Viele Priester hadern mit dem Zölibat. Eine Studie über katholische Seelsorger hat ergeben, dass nur rund ein Drittel der Priester hinter dem Zölibat steht. Der Passauer Bischof Stefan Oster verteidigt die sexuelle Enthaltsamkeit des Klerus:
"Ich muss in meinem Leben lernen, mit dem Herrn allein zu sein, und dann Begegnungsfähigkeit zu lernen. Aber wenn ich sage: Ich bin so allein, ich habe niemanden, und nicht in die geistliche Tiefe finde, dann wird es ein Problem. Aber wenn ich sehr stark lerne aus der Freundschaft mit Christus zu leben, dann ist die Regel und die Erfahrung von vielen, dass so ein Leben zufrieden und glücklich ist."
Der Zölibat, die Verpflichtung, ehelos, sexuell enthaltsam und ohne Partner oder Partnerin zu leben, hält junge Männer offenbar davon ab, Priester zu werden. In dem Pflichtzölibat sieht der Wiener Pastoraltheologe Paul Zulehner einen der Gründe für den wachsenden Priestermangel: "Es ist einer der ganz großen Skandale in der katholischen Kirche, dass uns die Lebensform der Priester wichtiger ist als die Eucharistiefähigkeit gläubiger Gemeinschaften."
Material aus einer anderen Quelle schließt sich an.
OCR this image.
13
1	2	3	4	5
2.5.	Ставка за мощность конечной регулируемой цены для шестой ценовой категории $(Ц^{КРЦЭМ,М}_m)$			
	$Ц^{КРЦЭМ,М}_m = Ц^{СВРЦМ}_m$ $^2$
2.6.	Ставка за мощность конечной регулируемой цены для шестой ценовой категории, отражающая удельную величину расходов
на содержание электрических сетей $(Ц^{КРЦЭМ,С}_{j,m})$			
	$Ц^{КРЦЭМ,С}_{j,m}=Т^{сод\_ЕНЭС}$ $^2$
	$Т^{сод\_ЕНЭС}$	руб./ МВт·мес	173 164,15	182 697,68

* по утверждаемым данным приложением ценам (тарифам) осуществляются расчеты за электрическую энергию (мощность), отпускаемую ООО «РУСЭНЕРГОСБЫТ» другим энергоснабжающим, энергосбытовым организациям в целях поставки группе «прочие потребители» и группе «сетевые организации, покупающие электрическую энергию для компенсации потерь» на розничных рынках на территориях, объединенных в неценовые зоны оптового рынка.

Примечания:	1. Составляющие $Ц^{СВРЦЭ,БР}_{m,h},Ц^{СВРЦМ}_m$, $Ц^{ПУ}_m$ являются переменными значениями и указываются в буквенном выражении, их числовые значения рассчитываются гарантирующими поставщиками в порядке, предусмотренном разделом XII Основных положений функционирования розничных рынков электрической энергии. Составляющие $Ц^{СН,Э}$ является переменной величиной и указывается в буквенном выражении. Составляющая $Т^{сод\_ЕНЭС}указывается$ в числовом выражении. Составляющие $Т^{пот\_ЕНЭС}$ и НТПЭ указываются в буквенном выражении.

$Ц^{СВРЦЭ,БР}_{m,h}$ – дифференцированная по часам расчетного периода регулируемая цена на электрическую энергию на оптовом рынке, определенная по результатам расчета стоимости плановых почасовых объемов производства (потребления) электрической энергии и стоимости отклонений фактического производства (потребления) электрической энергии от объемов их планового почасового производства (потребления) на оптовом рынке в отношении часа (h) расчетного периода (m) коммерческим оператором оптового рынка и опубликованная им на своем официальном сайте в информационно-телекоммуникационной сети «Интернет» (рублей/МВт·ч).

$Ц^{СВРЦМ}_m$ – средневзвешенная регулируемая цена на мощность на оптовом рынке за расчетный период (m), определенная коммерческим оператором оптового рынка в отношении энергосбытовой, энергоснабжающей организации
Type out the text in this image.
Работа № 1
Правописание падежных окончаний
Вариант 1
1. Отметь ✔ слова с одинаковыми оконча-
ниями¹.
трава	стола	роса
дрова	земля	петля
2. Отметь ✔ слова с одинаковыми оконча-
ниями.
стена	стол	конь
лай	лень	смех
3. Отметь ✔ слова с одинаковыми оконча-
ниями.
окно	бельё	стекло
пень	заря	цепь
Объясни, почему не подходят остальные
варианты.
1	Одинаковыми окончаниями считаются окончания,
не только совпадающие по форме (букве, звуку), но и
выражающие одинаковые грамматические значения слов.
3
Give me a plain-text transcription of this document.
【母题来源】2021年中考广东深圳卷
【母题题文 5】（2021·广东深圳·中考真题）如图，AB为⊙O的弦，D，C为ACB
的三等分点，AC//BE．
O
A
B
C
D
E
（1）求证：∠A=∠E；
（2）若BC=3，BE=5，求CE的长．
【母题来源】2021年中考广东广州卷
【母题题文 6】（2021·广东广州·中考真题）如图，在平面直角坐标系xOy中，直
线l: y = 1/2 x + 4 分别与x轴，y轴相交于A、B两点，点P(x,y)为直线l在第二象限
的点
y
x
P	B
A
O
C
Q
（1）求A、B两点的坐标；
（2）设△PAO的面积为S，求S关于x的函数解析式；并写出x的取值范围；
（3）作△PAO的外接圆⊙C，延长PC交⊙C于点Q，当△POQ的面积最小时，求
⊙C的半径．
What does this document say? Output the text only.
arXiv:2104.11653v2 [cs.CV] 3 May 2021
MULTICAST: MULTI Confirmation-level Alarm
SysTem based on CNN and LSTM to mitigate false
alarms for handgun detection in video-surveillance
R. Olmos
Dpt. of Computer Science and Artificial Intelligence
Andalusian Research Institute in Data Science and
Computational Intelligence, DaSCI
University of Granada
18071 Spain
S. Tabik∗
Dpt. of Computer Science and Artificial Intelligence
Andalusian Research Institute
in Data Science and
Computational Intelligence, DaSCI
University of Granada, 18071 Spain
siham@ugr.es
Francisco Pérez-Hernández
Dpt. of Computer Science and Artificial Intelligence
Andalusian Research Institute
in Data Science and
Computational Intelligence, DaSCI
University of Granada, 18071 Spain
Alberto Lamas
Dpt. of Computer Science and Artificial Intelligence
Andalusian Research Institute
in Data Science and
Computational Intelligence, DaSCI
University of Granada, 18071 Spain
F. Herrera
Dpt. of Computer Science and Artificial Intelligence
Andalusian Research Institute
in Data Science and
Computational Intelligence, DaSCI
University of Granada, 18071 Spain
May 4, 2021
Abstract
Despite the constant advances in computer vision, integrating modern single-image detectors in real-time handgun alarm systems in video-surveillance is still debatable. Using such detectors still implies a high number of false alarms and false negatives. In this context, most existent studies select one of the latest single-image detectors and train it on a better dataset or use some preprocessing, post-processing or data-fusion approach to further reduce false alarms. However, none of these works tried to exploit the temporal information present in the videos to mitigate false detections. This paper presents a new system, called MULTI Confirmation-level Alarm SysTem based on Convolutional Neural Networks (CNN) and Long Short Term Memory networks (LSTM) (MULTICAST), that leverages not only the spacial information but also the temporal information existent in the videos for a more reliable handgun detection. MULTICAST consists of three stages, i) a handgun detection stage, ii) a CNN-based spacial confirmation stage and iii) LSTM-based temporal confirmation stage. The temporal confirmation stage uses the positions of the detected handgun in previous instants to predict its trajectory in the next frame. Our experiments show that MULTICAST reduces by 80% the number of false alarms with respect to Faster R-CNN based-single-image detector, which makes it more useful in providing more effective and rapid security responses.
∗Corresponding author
In der römisch-katholischen Kirche können nur geweihte Priester das Sakrament der Eucharistie und der Beichte spenden. Um den Priestermangel in Deutschland auszugleichen, setzen viele Bistümer auf ausländische Geistliche - vornehmlich aus Polen und Indien:
"Allerdings scheint uns das kein Königsweg zu sein, weil die Erfahrungen zeigen, dass es zum Teil große kulturelle Probleme gibt bei der Integration und die Voraussetzungen des priesterlichen Dienstes in den Ortskirchen der Welt doch sehr unterschiedlich sind", sagt der Freiburger Dogmatikprofessor Helmut Hoping. Probleme gibt es vor allem deshalb, weil die Priester nur für wenige Jahre in die deutschen Pfarreien kommen. Hoping hat mit seinem Mainzer Kollegen Philipp Müller eine alte Idee wiederbelebt, nämlich so genannte viri probati, zu Deutsch: "bewährte Männer", zu Priestern weihen zu lassen.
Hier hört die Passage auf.